Think of a signal moment in the contemporary history of the Australian men’s cricket team and there will be a big public celebration to match.

In 1989, Border’s Ashes tourists packed out George Street in downtown Sydney for a ticker-tape parade. Similar scenes unfolded for Taylor’s victors in the West Indies in 1995 and Waugh’s World Cup winners in 1999.

The ’89 and 1993 Ashes tourists were also guests of honour at the MCG for the VFL and AFL grand finals of those years.

More recently, the Sydney Opera House forecourt witnessed a major public celebration of the 2013-14 Ashes victory, and Fed Square was packed for recognition of the 2015 World Cup victory down the road at the MCG.

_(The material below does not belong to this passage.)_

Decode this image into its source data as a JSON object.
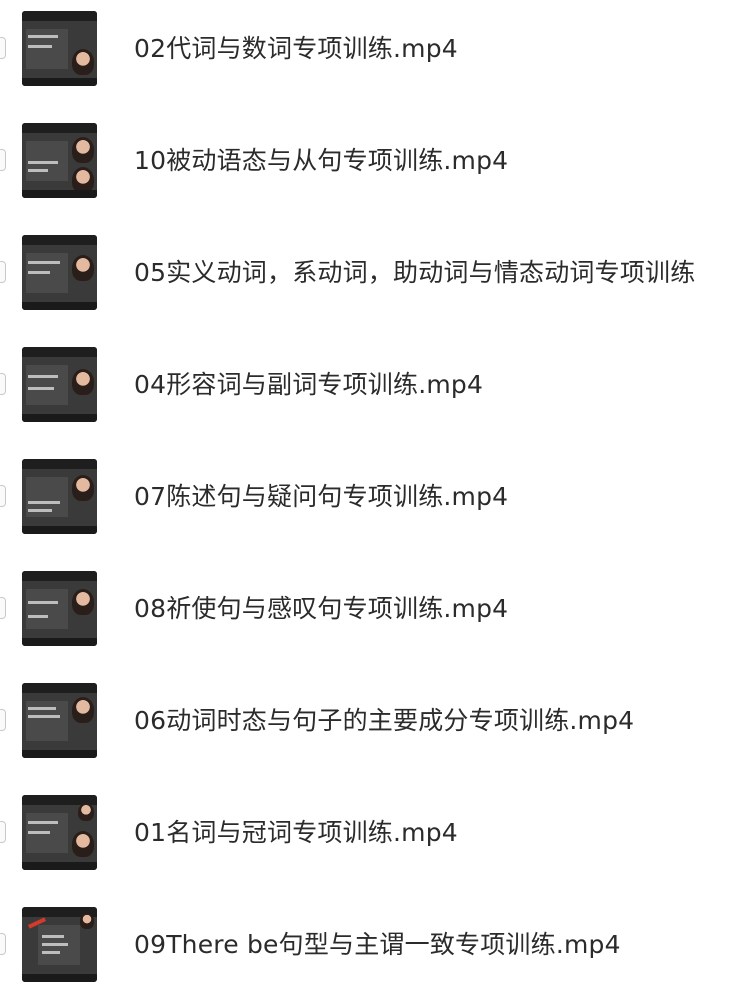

Other teams have enjoyed similar moments, whether England’s open-top bus parade through London following their drought-breaking Ashes win in 2005, or the joyous return home to Mumbai for a young Indian team led by M.S. Dhoni after claiming the 2007 Twenty20 World Cup in South Africa.

Carey, who lost his place in the ODI team after the opening loss to India in Chennai, expressed confidence that his Test spot was safe ahead of the home series against Pakistan, starting in Perth in mid-December.

“I don’t feel like one-day and Test cricket overlay,” Carey said. “We’ll wait and see when Test selection comes out, but looking forward to getting out there Tuesday and having a hit with the red ball for the Redbacks and then see what happens.

“You never want to get dropped in any format and unfortunately after the first game I didn’t get back out there, but I thought I held myself around the group really well.”

The Pakistan squad has already experienced one setback, with the fast bowler Haris Rauf withdrawing from the Tests in order to fulfil his contract with the Melbourne Stars in the Big Bash League – the PCB will need to hand over a no objection certificate to the paceman.

“We spoke to the captain and coach, and we said we view Haris Rauf as an impact bowler,” chief selector Wahab Riaz said. “We weren’t demanding more than 10-12 overs a day.

“The only issue is when you say you’re available for Pakistan, especially at a time when our three main high-pace bowlers, who can bowl over 140 [kph] other than Haris are unavailable. At some point, you need to sacrifice to play for your country. Haris was committed to us, and pulled out after two days.”